ZDNet did a survey that asked if the respondent had experienced a hard disk crash - the result is over 52% had lost some or all of their data.

No tape manufacturer has ever figured out how to capture the minds of consumers with a tape drive until Iomega positioned Ditto as "Insurance for your Stuff". People understood what this meant. Iomega produced a product with unique features; beltless designs for reliability and 1-step backup that backed up your data while you continued to work, they leveraged relationships built with Zip to capture retail space, and they blew out an advertising campaign that included TV (for a tape product that's unheard of). All of which led Iomega to the number one share player in Europe and potentially the number one player in the US when new data is released in the coming months.

4. Jaz Drive

The darkhorse of the group. Jaz answered the question posed by MacWeek in 1995; Where's the next evolution to high performance, high capacity, low cost removable storage. At the time SyQuest had the 270MB product and hadn't really advanced the capacity since they had won the battle with Bernoulli.

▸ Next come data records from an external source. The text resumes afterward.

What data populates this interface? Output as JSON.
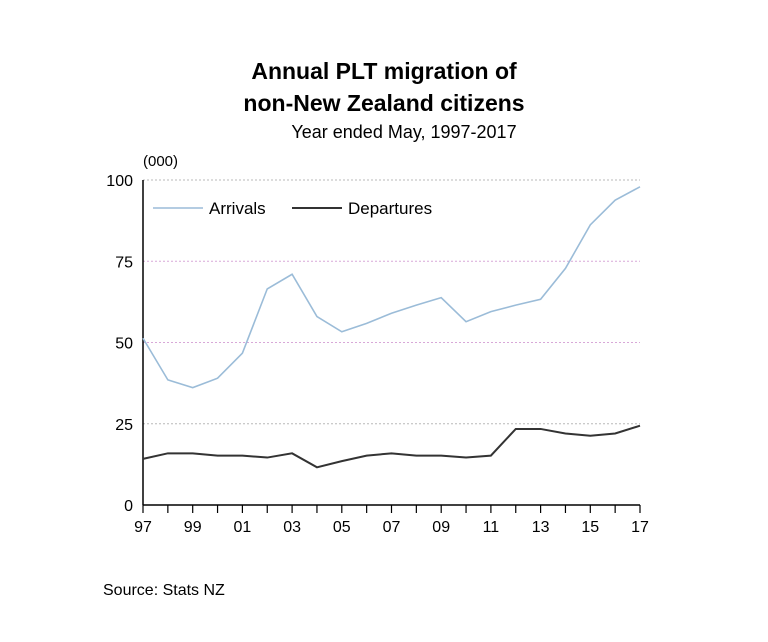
{
  "chart_data": {
    "type": "line",
    "title": "Annual PLT migration of non-New Zealand citizens",
    "title_lines": [
      "Annual PLT migration of",
      "non-New Zealand citizens"
    ],
    "subtitle": "Year ended May, 1997-2017",
    "unit_label": "(000)",
    "source": "Source: Stats NZ",
    "x": [
      1997,
      1998,
      1999,
      2000,
      2001,
      2002,
      2003,
      2004,
      2005,
      2006,
      2007,
      2008,
      2009,
      2010,
      2011,
      2012,
      2013,
      2014,
      2015,
      2016,
      2017
    ],
    "x_tick_labels": [
      "97",
      "99",
      "01",
      "03",
      "05",
      "07",
      "09",
      "11",
      "13",
      "15",
      "17"
    ],
    "y_ticks": [
      0,
      25,
      50,
      75,
      100
    ],
    "ylim": [
      0,
      100
    ],
    "grid": true,
    "legend_placement": "top-left",
    "series": [
      {
        "name": "Arrivals",
        "color": "#9bbcd8",
        "values": [
          51.3,
          38.5,
          36.1,
          39,
          46.7,
          66.5,
          71,
          58,
          53.3,
          55.9,
          59,
          61.5,
          63.8,
          56.4,
          59.5,
          61.5,
          63.3,
          72.8,
          86.2,
          93.8,
          97.9
        ]
      },
      {
        "name": "Departures",
        "color": "#333333",
        "values": [
          14.2,
          15.9,
          15.9,
          15.2,
          15.2,
          14.6,
          15.9,
          11.6,
          13.5,
          15.2,
          15.9,
          15.2,
          15.2,
          14.6,
          15.2,
          23.4,
          23.4,
          22,
          21.3,
          22,
          24.4
        ]
      }
    ]
  }
}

Jaz was launched through stealth marketing. Iomega captured the innovators and early adopters before the market had really ever heard of Jaz. While Zip and Jaz were developed simultaneously Iomega realized that Jaz success relied on Zip success to fund the development. Iomega executed on Zip success and IMO we will see the Jaz become a highly successful product within the year.

These are just all my informed opinions gathered through years of working in high technology and researching and analyzing consumer thoughts. I could go on more about Ditto and Jaz, but Zip is the cool product that will determine the fate of Iomega.

Sorry that I haven't brought much to the discussion, but what has there been to discuss?